こうしたオルバーン政権の動きに、欧州議会ではFideszが属すEPP(欧州人民グループ)でも懸念や批判が強まっている。オランダの政党「キリスト教民主同盟(CDA)」は、EPPは超えてはならない「レッドライン」を設けるべきで、Fideszがこれを越えたままであればEPPメンバーシップを一時停止すべきとする動議を採択した。

Fideszは当然のことながら反発。一方で、オルバーン首相は移民政策ではヴィシェグラード4か国(ハンガリー、スロバキア、チェコ、ポーランド)では結束が固く、オーストリアやイタリアも考えをともにしていると喧伝している。また、「キリスト教民主主義」を前面に打ち出し、来春の欧州議会選挙ではむしろEPPで主導権を握ろうと野心を膨らませているようである。

その他のニュース

ビアバイク、セグウェイなど歩行者専用区域で禁止

ブダペスト市5区では6月半ばから、歩道、歩行者専用道路や区域でのビアバイク、セグウェイなどの通行を禁止となった。その他、人力車、電気自転車なども禁止。

5区は国会議事堂、イシュトヴァ―ン大聖堂、ヴァ―ツィ通りなど観光スポットが多くあり、近年は観光客向けのセグウェイらが大幅に増加。一方で、市民らからは歩行が危険と、多くの苦情が寄せられていた。違反した場合は、最高5万フォリントの罰金が科される。

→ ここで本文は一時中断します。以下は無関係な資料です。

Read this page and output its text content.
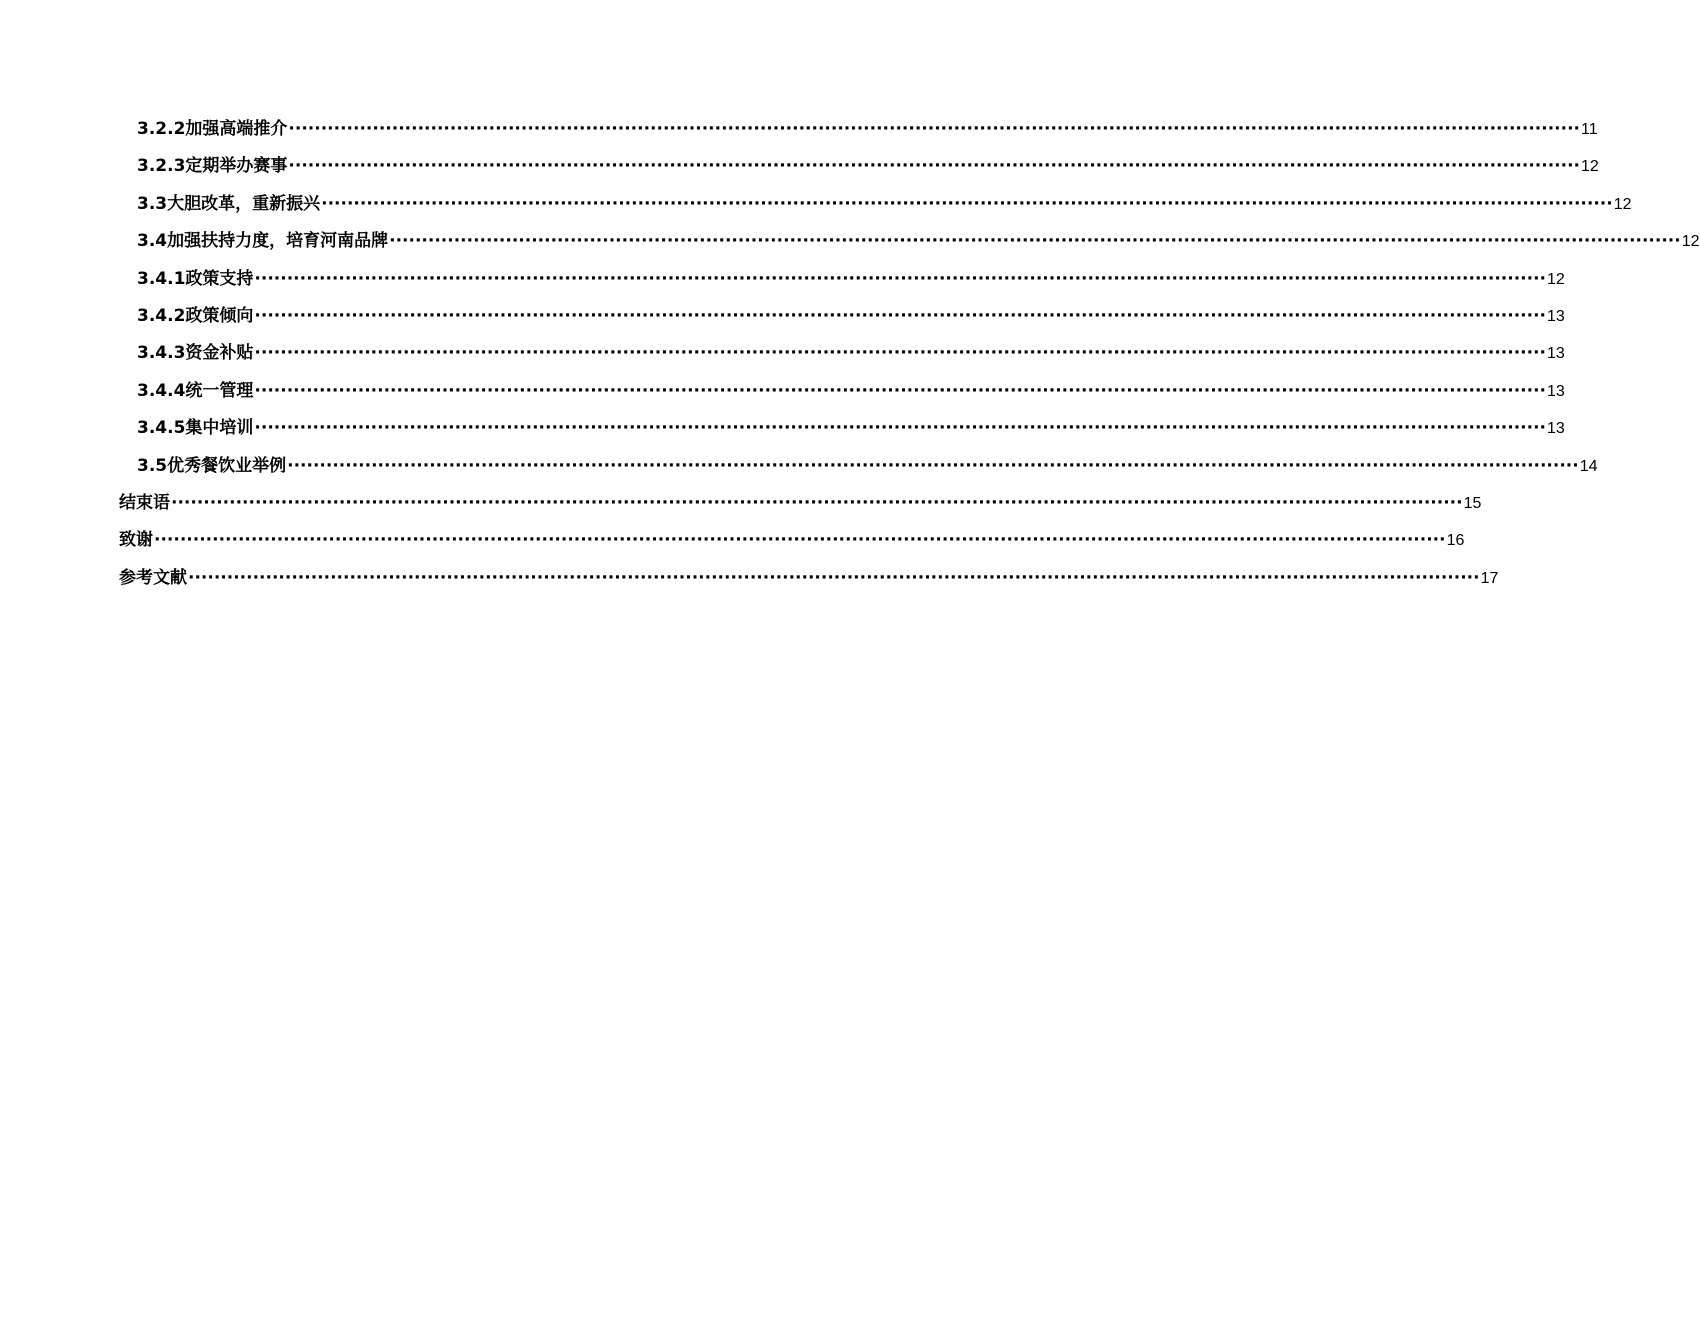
3.2.2加强高端推介 ········································································································································································································ 11
3.2.3定期举办赛事 ········································································································································································································ 12
3.3大胆改革，重新振兴 ········································································································································································································ 12
3.4加强扶持力度，培育河南品牌 ········································································································································································································ 12
3.4.1政策支持 ········································································································································································································ 12
3.4.2政策倾向 ········································································································································································································ 13
3.4.3资金补贴 ········································································································································································································ 13
3.4.4统一管理 ········································································································································································································ 13
3.4.5集中培训 ········································································································································································································ 13
3.5优秀餐饮业举例 ········································································································································································································ 14
结束语 ········································································································································································································ 15
致谢 ········································································································································································································ 16
参考文献 ········································································································································································································ 17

ビアバイクはその他、6区、7区、14区でも禁止になった。

ブダペスト市内の路上駐車料金、値上がり時間延長も
ブダペスト市議会は、7月半ばからの路上駐車対象範囲の拡大、料金値上げを決定した。

・5区の駐車料金は、ほとんどの場所で525Ft/時間に値上がり
・2区、12区の一部で、現在平日18時まで有料の路上駐車区域を20時までに延長
・14区(ズグロー地域)、11区(ウーィブダ地域)の多くで有料化

水球日本代表、スーパーファイナルで4位
ブダペスト市で開催されたFINA水球男子ワールドリーグ・スーパーファイナル2018で、日本代表「ポセイドンジャパン」は4位となった。
日本は、Aグループ予選(総当たり)では0勝3敗だったが、決勝トーナメントでBグループ首位の米国(3勝0敗)を下す快挙を成し遂げた。その後、準決勝でハンガリーと対戦。途中3点差でリードするなど、ハンガリーを大いに苦しめたが最後は破れ、決勝進出は叶わなかった。最終的には4位で終了した。

野生の熊が出没

国内で野生の熊が出没し話題になった。熊は5月下旬にスロバキアからハンガリー入り。その後1日20-30キロメートル南下し続け、合計300キロメートル前後を移動。セルビア国境近くのセゲド近隣で捕獲され、セゲド動物園が預かった。

熊は当初2-3歳のオスと見られており、いつの間にか「ロビ(ローベルト)」の愛称が付けられることに。しかし動物園で、メスで年齢も推定10歳以上と判明した。

熊は捕獲されてから数日後、再びスロバキア国境そばの人里離れた森に放された。しかしその後、近くの村で熊が確認された(同じ熊かは不明)。また、国内ではその他の場所で母熊と子熊なども確認されている。